Her laughter is not joyful. It is guarded. Skeptical. Tired.

God responds with a question that echoes across generations:
“Is anything too hard for the Lord?”

This is not a rebuke. It is an invitation. God gently redirects Sarah’s focus away from her limitations and back to His power.

Waiting may weaken our confidence, but it never weakens God’s ability.

Fulfillment Comes, but Not the Way We Expect

Genesis 21 opens with a simple but powerful statement: “The Lord visited Sarah as He had said.”

Not as she imagined.
Not on her schedule.
But exactly as God promised.

Isaac is born, and Sarah laughs again, this time with joy. The years of waiting are not erased, but they are redeemed. Her laughter now carries gratitude instead of grief.

It is important to notice that fulfillment does not rewrite history. Sarah did not forget the waiting years. But those years no longer defined her story.

God did not just give Sarah a child. He gave her evidence that waiting had not been in vain.

What Sarah’s Waiting Teaches Us Today

Sarah’s story speaks directly to modern faith struggles.

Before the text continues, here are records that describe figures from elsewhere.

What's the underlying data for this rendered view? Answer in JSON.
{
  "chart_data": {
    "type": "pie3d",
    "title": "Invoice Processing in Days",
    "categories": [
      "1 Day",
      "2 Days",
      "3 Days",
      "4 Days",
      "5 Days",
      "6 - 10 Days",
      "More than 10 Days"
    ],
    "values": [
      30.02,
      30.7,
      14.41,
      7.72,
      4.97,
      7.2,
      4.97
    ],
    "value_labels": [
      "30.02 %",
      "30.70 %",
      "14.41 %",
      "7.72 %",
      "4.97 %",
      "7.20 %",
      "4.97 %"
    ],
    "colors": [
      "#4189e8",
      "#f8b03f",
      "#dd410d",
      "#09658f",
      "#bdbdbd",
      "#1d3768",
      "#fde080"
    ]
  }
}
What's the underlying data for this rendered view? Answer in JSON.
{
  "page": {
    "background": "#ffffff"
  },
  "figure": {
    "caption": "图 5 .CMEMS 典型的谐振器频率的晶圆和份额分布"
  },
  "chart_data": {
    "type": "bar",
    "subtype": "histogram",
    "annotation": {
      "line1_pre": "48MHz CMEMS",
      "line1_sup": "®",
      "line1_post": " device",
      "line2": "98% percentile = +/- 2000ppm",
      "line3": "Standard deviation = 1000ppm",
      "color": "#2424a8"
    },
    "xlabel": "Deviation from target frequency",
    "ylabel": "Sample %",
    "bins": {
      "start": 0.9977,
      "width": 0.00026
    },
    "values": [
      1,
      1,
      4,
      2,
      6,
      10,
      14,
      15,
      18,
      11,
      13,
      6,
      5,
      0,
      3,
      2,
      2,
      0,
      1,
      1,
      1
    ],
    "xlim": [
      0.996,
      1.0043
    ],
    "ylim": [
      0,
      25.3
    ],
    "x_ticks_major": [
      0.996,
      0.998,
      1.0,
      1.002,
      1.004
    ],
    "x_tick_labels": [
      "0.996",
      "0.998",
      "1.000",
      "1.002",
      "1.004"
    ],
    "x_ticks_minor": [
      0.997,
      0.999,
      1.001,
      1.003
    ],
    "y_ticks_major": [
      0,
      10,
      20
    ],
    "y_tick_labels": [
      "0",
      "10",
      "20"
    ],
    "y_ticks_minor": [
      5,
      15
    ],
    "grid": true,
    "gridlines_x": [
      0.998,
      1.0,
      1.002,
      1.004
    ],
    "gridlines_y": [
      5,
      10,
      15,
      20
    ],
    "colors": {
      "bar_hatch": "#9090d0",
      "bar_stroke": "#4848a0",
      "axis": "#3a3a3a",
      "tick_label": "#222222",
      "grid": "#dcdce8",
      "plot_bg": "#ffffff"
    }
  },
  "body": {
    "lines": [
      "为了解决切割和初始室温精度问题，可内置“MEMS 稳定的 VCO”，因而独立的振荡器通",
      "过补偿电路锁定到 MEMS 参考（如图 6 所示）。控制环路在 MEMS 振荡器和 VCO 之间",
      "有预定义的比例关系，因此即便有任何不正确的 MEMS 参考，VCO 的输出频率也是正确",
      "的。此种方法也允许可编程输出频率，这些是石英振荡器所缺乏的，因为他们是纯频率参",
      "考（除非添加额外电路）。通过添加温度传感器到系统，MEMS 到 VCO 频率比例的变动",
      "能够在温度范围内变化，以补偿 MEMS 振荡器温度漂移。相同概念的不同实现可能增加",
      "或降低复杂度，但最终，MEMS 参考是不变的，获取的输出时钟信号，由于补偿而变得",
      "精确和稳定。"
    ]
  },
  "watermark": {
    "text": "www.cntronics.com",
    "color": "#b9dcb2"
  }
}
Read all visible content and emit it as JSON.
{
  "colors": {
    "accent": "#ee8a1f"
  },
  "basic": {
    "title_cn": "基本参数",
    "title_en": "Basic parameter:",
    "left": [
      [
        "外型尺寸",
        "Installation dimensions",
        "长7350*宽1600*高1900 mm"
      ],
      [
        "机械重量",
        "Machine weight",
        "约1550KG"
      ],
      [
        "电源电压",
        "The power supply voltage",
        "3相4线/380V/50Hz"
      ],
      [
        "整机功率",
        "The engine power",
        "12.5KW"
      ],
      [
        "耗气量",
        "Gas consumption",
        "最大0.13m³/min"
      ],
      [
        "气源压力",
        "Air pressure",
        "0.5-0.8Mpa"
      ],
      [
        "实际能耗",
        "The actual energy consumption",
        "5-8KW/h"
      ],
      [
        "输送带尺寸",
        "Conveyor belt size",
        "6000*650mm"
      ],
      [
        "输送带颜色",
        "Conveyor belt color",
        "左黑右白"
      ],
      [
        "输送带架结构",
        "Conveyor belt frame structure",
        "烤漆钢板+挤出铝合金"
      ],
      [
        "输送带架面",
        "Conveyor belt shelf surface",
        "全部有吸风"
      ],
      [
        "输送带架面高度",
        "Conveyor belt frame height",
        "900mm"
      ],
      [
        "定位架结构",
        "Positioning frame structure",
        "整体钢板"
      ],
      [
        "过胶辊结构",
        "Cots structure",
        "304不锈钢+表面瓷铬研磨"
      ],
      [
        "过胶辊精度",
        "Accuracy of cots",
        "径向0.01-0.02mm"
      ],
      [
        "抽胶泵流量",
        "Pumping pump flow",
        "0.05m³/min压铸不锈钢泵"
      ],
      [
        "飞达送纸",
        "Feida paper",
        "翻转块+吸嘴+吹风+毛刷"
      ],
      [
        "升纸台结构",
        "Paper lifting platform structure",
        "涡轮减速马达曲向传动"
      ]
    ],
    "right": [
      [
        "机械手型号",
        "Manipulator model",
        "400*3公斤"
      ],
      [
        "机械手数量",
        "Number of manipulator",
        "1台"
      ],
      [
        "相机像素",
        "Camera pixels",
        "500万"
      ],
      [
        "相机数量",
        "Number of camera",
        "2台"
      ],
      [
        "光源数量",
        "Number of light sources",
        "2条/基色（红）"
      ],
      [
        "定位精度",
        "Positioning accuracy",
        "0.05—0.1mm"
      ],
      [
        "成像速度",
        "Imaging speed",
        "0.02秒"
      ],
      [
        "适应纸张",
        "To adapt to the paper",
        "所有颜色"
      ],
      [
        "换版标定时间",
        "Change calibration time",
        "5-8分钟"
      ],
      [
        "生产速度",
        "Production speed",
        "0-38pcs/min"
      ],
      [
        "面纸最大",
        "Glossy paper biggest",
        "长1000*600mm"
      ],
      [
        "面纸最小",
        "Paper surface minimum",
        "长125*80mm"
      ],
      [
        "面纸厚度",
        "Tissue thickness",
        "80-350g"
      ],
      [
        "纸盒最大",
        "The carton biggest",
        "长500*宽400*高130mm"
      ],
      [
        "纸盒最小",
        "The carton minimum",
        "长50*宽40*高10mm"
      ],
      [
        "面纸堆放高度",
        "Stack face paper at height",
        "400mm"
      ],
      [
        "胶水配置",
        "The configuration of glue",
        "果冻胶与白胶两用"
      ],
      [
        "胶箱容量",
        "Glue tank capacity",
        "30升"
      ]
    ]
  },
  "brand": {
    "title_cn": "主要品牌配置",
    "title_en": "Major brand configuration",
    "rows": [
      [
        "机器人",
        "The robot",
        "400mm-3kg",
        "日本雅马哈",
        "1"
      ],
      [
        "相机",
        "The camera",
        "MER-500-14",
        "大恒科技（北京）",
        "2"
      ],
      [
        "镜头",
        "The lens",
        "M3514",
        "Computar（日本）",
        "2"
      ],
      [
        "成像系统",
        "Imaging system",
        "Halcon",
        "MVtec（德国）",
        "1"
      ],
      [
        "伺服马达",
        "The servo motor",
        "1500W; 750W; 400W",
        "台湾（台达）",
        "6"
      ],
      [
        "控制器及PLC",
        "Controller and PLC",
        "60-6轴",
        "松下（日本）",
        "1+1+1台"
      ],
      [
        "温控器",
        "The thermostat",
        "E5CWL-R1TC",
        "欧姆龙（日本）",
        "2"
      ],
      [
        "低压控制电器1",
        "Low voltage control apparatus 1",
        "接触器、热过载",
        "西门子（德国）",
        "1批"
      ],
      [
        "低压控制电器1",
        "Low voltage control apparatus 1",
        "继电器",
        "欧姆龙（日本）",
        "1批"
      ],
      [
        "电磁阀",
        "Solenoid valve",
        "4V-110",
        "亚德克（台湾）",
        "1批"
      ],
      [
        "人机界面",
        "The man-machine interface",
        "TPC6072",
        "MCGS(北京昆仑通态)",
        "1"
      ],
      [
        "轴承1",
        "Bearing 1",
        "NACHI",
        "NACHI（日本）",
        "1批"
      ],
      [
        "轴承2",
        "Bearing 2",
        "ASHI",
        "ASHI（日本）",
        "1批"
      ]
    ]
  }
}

Waiting does not mean God has forgotten you.
Delays do not cancel promises.
Doubt does not disqualify faith.

God often works in ways that stretch time because He is shaping hearts, not just outcomes.

Waiting refines trust. It deepens dependence. It invites us to know God not only as a promise-maker, but as a promise-keeper.

Most importantly, waiting reminds us that God’s timeline is governed by wisdom, not indifference.

How to Wait Without Losing Hope

Waiting well does not mean waiting silently or stoically. Sarah’s story encourages us to wait honestly.

Bring your questions to God.
Acknowledge disappointment instead of suppressing it.
Resist the urge to force outcomes prematurely.
Stay rooted in God’s character, not your circumstances.

Faithful waiting is not passive. It is intentional trust practiced daily.

Reflection Questions

Take a moment to reflect:

  1. What promise or prayer are you currently waiting on?

  2. How has waiting shaped your faith, positively or negatively?

  3. Where are you tempted to take control instead of trusting God’s timing?

  4. What would it look like to trust God today, even without answers?

A Final Word of Encouragement

If you are waiting, truly waiting, and it feels heavy, hear this clearly.

God sees you.

He sees the quiet faithfulness. He sees the prayers that feel unanswered. He sees the strength it takes to keep hoping when nothing changes.

Sarah’s story reminds us that waiting is not the absence of God’s work. It is often the place where His work runs deepest.

What God has promised, He will fulfill.
What He has spoken, time cannot erase.
What He is forming in you during the wait may matter just as much as what you are waiting for.

Hold on. God is still faithful, right on time.